If you happen to be bitten by a deer tick, then suffer from rashes, head and body aches, chills, and nausea over the next few days, you are likely suffering from Lyme disease. Once the tick gets in contact with human skin, it initially injects a numbing agent that hinders its victims from feeling anything at first.

Ideally, this disease should be given treatment for a few weeks via prescribed antibiotics, and if left unattended, could turn into more chronic joint pains, and at worst, could even lead to meningitis. But if the tick was immediately detached from the skin in under 36 hours, contracting the disease is more unlikely.

Tick Ixodes Lyme


Medical experts naturally veer towards pharmaceutical treatment first when it comes to conditions such as Lyme disease. However, several studies have also been conducted to show how cannabis can be included as a treatment option.

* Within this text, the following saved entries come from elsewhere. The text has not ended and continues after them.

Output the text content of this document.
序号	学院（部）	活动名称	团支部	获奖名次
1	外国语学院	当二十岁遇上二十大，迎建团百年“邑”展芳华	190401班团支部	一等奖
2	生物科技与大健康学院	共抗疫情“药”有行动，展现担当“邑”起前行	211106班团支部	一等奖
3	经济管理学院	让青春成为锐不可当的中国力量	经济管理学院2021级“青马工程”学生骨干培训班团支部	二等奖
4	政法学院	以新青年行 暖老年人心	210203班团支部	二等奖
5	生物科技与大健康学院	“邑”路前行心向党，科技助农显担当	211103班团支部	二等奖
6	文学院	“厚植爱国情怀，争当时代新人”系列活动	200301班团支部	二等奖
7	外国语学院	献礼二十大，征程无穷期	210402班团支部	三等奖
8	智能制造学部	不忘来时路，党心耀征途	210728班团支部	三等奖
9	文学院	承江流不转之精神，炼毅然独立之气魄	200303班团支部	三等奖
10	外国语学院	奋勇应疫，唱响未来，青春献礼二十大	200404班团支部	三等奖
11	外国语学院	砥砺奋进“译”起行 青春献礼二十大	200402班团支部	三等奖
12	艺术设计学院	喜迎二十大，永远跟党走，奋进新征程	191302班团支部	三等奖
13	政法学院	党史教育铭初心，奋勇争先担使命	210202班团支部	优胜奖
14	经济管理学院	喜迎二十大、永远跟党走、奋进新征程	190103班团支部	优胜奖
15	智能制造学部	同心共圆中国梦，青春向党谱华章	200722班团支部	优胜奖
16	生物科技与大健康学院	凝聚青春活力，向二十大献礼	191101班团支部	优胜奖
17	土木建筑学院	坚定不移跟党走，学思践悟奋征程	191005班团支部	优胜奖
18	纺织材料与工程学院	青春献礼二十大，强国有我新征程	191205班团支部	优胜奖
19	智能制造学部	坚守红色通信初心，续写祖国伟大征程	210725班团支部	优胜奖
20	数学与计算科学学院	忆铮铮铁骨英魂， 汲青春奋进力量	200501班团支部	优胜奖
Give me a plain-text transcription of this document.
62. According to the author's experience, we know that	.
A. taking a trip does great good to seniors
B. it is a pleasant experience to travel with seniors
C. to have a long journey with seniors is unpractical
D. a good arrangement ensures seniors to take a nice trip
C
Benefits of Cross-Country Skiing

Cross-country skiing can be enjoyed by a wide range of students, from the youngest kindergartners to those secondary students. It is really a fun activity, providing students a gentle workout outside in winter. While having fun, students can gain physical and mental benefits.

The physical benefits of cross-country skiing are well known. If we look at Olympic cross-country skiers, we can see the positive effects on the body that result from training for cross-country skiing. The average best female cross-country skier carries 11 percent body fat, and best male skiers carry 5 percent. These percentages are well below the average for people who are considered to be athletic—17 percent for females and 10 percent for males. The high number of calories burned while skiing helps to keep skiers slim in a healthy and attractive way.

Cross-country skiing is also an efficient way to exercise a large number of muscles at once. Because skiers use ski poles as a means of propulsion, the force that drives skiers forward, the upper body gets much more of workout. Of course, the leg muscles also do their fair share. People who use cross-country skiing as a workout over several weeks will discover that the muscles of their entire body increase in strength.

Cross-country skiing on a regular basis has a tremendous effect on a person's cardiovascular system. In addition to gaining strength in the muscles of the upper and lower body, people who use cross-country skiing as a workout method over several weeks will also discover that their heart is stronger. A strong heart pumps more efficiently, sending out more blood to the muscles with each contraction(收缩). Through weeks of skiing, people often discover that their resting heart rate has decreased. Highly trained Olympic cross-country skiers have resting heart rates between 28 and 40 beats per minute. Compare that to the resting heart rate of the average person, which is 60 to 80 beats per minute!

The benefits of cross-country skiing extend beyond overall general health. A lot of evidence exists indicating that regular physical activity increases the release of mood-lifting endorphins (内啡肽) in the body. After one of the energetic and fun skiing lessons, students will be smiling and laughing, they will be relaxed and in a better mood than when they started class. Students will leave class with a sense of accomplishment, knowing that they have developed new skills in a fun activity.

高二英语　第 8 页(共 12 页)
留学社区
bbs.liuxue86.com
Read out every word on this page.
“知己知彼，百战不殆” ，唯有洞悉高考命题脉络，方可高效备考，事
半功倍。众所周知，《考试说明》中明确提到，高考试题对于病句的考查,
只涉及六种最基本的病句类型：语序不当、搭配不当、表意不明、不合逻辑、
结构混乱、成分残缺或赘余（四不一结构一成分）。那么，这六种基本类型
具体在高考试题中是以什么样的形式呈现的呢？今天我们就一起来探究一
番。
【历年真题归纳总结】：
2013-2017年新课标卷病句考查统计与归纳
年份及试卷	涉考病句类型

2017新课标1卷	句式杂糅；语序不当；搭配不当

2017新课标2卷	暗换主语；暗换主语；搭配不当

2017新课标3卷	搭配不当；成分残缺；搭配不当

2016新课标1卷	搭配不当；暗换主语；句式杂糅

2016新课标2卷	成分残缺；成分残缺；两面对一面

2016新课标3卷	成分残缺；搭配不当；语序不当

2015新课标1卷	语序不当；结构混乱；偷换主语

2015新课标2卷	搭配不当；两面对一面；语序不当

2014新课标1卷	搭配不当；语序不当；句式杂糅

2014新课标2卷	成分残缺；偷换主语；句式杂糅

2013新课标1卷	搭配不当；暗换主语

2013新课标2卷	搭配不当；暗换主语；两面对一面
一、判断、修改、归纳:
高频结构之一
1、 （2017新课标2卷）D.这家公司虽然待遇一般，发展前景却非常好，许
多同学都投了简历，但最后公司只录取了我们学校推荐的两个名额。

This 2008 study[1], for one, showed how cannabis is effective against an “antibiotic-resistant” strain of MRSA. The study also points out that antiquated claims of cannabis increasing one’s vulnerability to infection is paradoxical, to say the least. In fact, the researchers argue for the strong antibacterial potential of numerous cannabinoids including CBC, THC, and of course, CBD.

First-hand accounts from Lyme disease sufferers, meanwhile, reveal how certain patients have used cannabis to combat symptoms of the infection. Particularly, high-CBD strains were used as a medication to replace other anti-inflammatory drugs. Another patient[2] claimed that the seizures she had been suffering from as a result of the disease had stopped after smoking cannabis. Again, this doesn’t come as a shock, given the noted anti-inflammatory and anticonvulsant mechanisms of CBD.


When it comes to dealing with infections or other diseases, CBD is often seen as the more effective option when compared to THC. This is why CBD oil is usually the go-to form of medication when the herb comes into play, as opposed to smokable forms such as joints or bongs. Even the 2008 study from above mentions how inhaling marijuana smoke can indeed lead to immunosuppression and other adverse side effects. Experts also advise patients to use cannabis medication mainly to alleviate the symptoms of Lyme disease, and not to turn their backs on antibiotics.

Other studies[3] show that cannabis is known to eradicate traces of spirochetes, which is one of the main causes of Lyme disease. This research was conducted by British Columbia medical expert Dr. Ernie Murakami, who made his case about using CBD oil as a form of treatment.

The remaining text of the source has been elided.